I jumped up and cheered when I saw your diary : )
But I also worry that the media could have 1,000 witnesses, video and still proof that George Bush had a dead boy in his bead… and they’d still find some way to spin it to make it look good and the Freepers and Rushwannabes would eat it up and shit it out like it was warm brownies ala mode.
But… I am hoping we’re seeing a death spiral.
Did you hear the comparison with Lyndon Johnson today on Air America? They were talking about how he stopped his car and just starting walking around talking to people on the street.
BushWhacked is what would happen if he tried that now in India.
Bush is afraid of us all. I doubt he could walk any street in America nowadays.
Strin him up for crimes against humanity – here and abroad.
for the short procession of his second coronation ceremony, all the big black frightcars, he could not even walk among those who supposedly had issued him the mandate to serve them as boysinger.
Even “centrist” commentators remarked live, on the crusadenets themselves, that the scene was more what one would expect of a Latin American dictator than a democratically elected anything.
He could not even get out and walk at all, I don’t think, or if he did, he was so surrounded by guardthugs as to be invisible to the hand-selected adoring dozens that were permitted to be within sight of the “motorcade.”
ROTFLMAO!!! This pure snark at it’s best.
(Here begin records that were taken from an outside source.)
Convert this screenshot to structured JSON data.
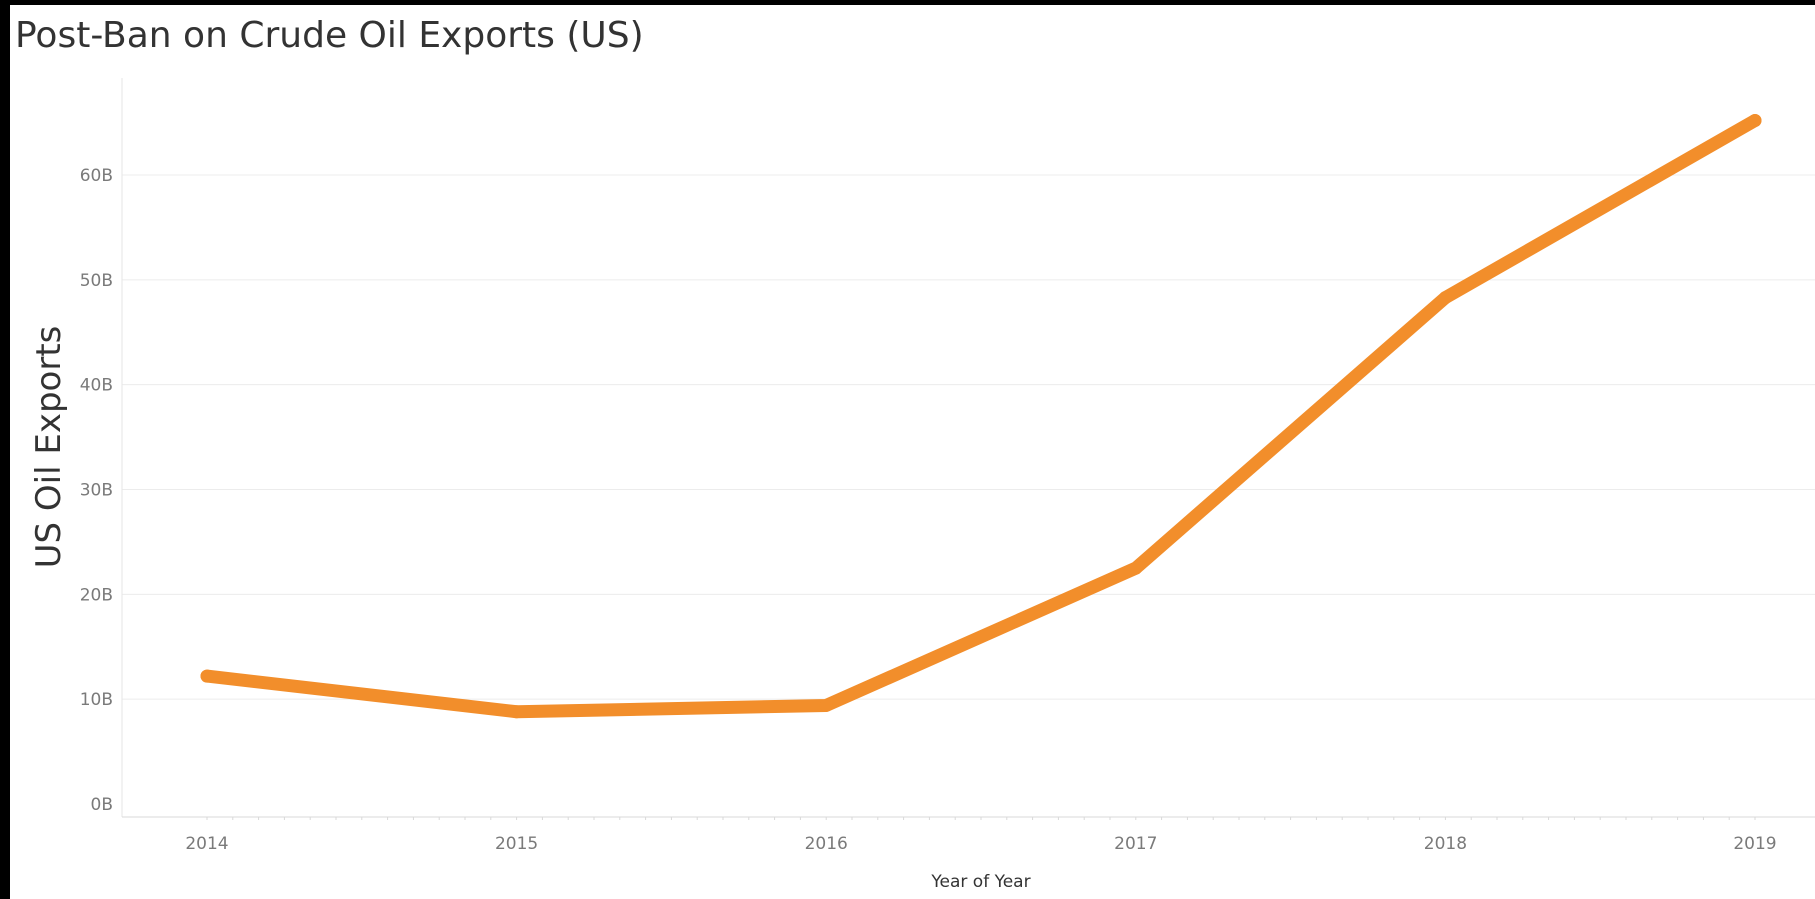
{
  "chart_data": {
    "type": "line",
    "title": "Post-Ban on Crude Oil Exports (US)",
    "xlabel": "Year of Year",
    "ylabel": "US Oil Exports",
    "x": [
      "2014",
      "2015",
      "2016",
      "2017",
      "2018",
      "2019"
    ],
    "series": [
      {
        "values": [
          12200000000,
          8800000000,
          9400000000,
          22500000000,
          48300000000,
          65200000000
        ],
        "color": "#f28e2b"
      }
    ],
    "ylim": [
      0,
      69000000000
    ],
    "yticks": [
      {
        "value": 0,
        "label": "0B"
      },
      {
        "value": 10000000000,
        "label": "10B"
      },
      {
        "value": 20000000000,
        "label": "20B"
      },
      {
        "value": 30000000000,
        "label": "30B"
      },
      {
        "value": 40000000000,
        "label": "40B"
      },
      {
        "value": 50000000000,
        "label": "50B"
      },
      {
        "value": 60000000000,
        "label": "60B"
      }
    ],
    "grid": true,
    "legend": "none"
  }
}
Thank you for the laugh. Too bad it is probably all too true.
Damn It Janet this is Too much fun LOL!
DJ you are a Booman Tribune treasure. This is hilarious π
All these reports about Bush’s security detail in India reminds me of the contrast between Bush and Clinton when they both went to the Pope’s funeral… Bush had his mega-security detail (though not quite as impressive as the one he has in India, IIRC) complete with padded bubble.
Bill Clinton went happily walking down the streets of Rome, doing his usual meet-and-greet and shaking hands with whoever, and got a warm reception. I presume he had whatever Secret Service protection is afforded former presidents, but they weren’t mentioned.
Says so much about them both right there.